Nouveau coronavirus: faut-il craindre une épidémie? - VivaSanté

Nouveau coronavirus: faut-il craindre une épidémie?

Depuis la confirmation de deux cas d’infection liée au nouveau coronavirus (NCoV) 
– chez un patient de retour d’un voyage dans
les Émirats arabes unis et chez un sujet contact ayant partagé la chambre du malade –, la vigilance s’est accrue.

Pour les infectiologues et les épidémiologues, on est probablement face à un virus à transmission «plutôt faible», mais avec une virulence (capacité d’entraîner une pathologie grave),
«potentiellement forte». Malgré deux cas détectés plus tôt au Royaume-Uni, le risque pour la Belgique reste toujours faible. Les Autorités belges restent cependant vigilantes.
Qu’est-ce que le NCoV?
«NCoV» est le nom provisoire donné au nouveau coronavirus qui a contaminé deux personnes en France. Il a été détecté pour la première fois en juin 2012 chez un malade hospitalisé à Djedda, en Arabie saoudite. 
Même s’il est difficile de connaître son origine précise, les scientifiques pensent qu’il pourrait venir d’un coronavirus détecté chez des chauves-souris de Hong Kong, car ils sont très proches génétiquement.
Quels sont les symptômes?
Le NCoV altère les membranes qui tapissent les alvéoles pulmonaires, où se font les échanges respiratoires entre l’air et le sang. Cela provoque des essoufflements et des difficultés à respirer, qui peuvent évoluer vers une pneumonie. 
À cela s’ajoutent de la fièvre, avec une température supérieure ou égale à 38°C, de la toux et, dans les cas les plus sévères, des insuffisances rénales.

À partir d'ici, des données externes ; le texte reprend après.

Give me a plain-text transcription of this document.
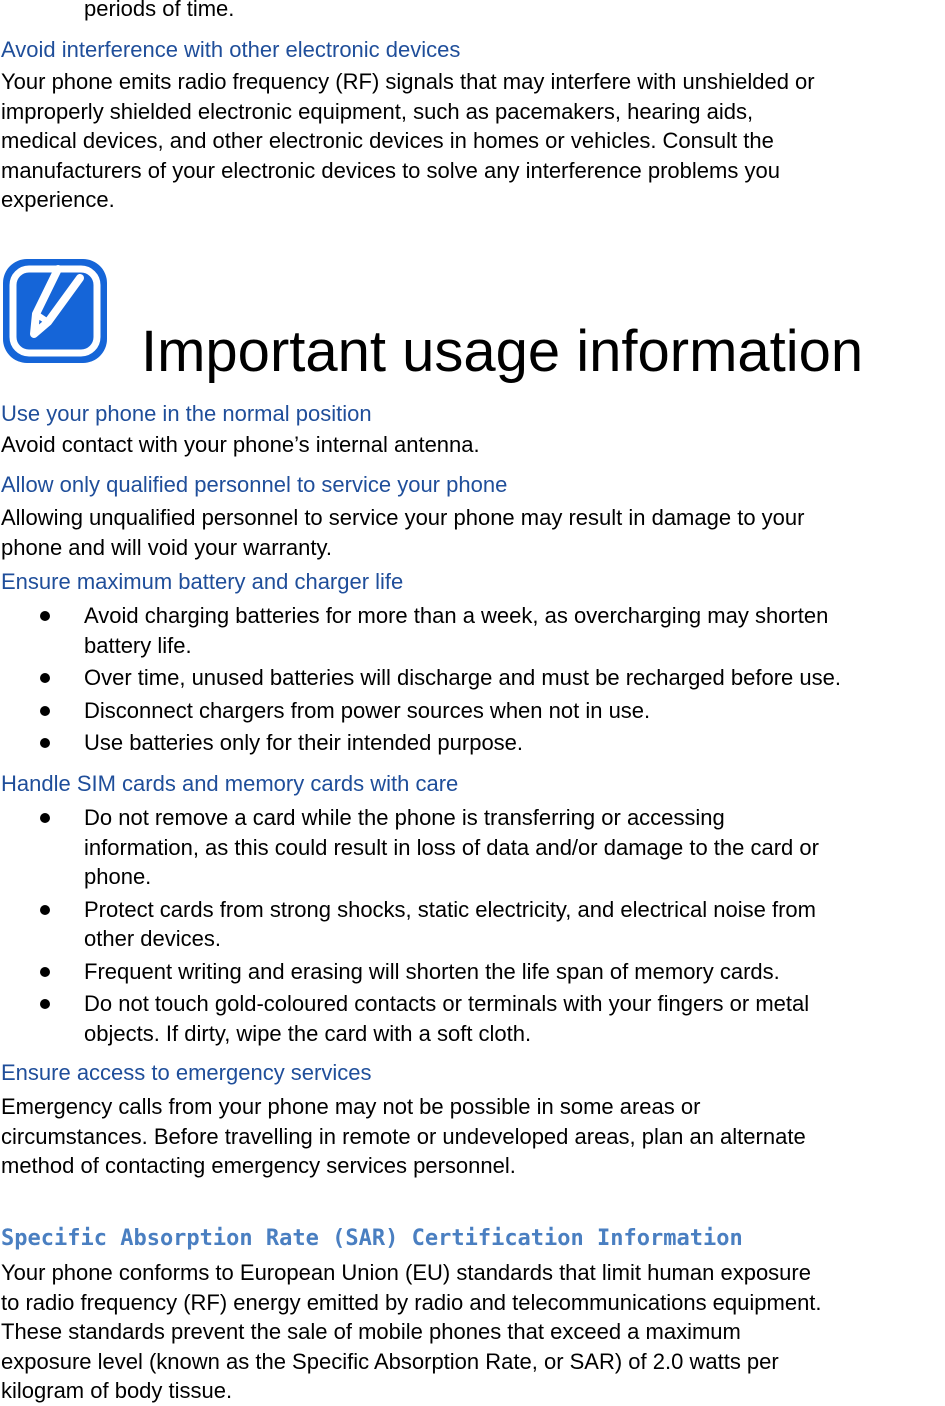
periods of time.

Avoid interference with other electronic devices

Your phone emits radio frequency (RF) signals that may interfere with unshielded or
improperly shielded electronic equipment, such as pacemakers, hearing aids,
medical devices, and other electronic devices in homes or vehicles. Consult the
manufacturers of your electronic devices to solve any interference problems you
experience.

Important usage information

Use your phone in the normal position

Avoid contact with your phone’s internal antenna.

Allow only qualified personnel to service your phone

Allowing unqualified personnel to service your phone may result in damage to your
phone and will void your warranty.

Ensure maximum battery and charger life

Avoid charging batteries for more than a week, as overcharging may shorten
battery life.
Over time, unused batteries will discharge and must be recharged before use.
Disconnect chargers from power sources when not in use.
Use batteries only for their intended purpose.

Handle SIM cards and memory cards with care

Do not remove a card while the phone is transferring or accessing
information, as this could result in loss of data and/or damage to the card or
phone.
Protect cards from strong shocks, static electricity, and electrical noise from
other devices.
Frequent writing and erasing will shorten the life span of memory cards.
Do not touch gold-coloured contacts or terminals with your fingers or metal
objects. If dirty, wipe the card with a soft cloth.

Ensure access to emergency services

Emergency calls from your phone may not be possible in some areas or
circumstances. Before travelling in remote or undeveloped areas, plan an alternate
method of contacting emergency services personnel.

Specific Absorption Rate (SAR) Certification Information

Your phone conforms to European Union (EU) standards that limit human exposure
to radio frequency (RF) energy emitted by radio and telecommunications equipment.
These standards prevent the sale of mobile phones that exceed a maximum
exposure level (known as the Specific Absorption Rate, or SAR) of 2.0 watts per
kilogram of body tissue.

Les personnes touchées par le virus mettent entre 24 heures et 10 jours pour développer les symptômes de la maladie.
Comment se transmet la maladie?
Alors qu’on pensait que le virus ne pouvait se transmettre que des animaux à l’homme, le directeur général adjoint de l’OMS, Keiji Fukuda, a annoncé dimanche lors d’une visite en Arabie saoudite que
«les différents foyers surveillés dans nombre de pays tendent de plus en plus à accréditer l’hypothèse qu’en cas de contact rapproché, ce nouveau coronavirus peut se transmettre de personne à personne.» 
Quels sont les traitements?
Il n’existe pour l’heure aucun vaccin ou traitement préventif contre le NCoV, seuls les symptômes de la maladie peuvent être pris en charge. 
On administre un traitement de support des défaillances viscérales, respiratoires et rénales. 
Et en Belgique?
Les patients infectés en Belgique sont des cas sporadiques et il n’y a pas de risque pour une propagation dans la population générale.
Le retour d’un voyageur ayant séjourné dans la péninsule arabique et ayant été infecté par le virus constitue le risque principal, qui ne peut en effet jamais être totalement écarté. En Belgique, le Centre de Référence «Pathogènes respiratoires» et l’Institut scientifique de Santé Publique (WIV-ISP) surveillent le problème de près. 
«Nous disposons des tests nécessaires pour dépister ce virus. Nous sommes donc prêts à détecter rapidement un éventuel cas suspect chez l’homme», explique Isabelle Thomas, virologue au Centre de Référence Influenza de l’Institut scientifique de Santé Publique.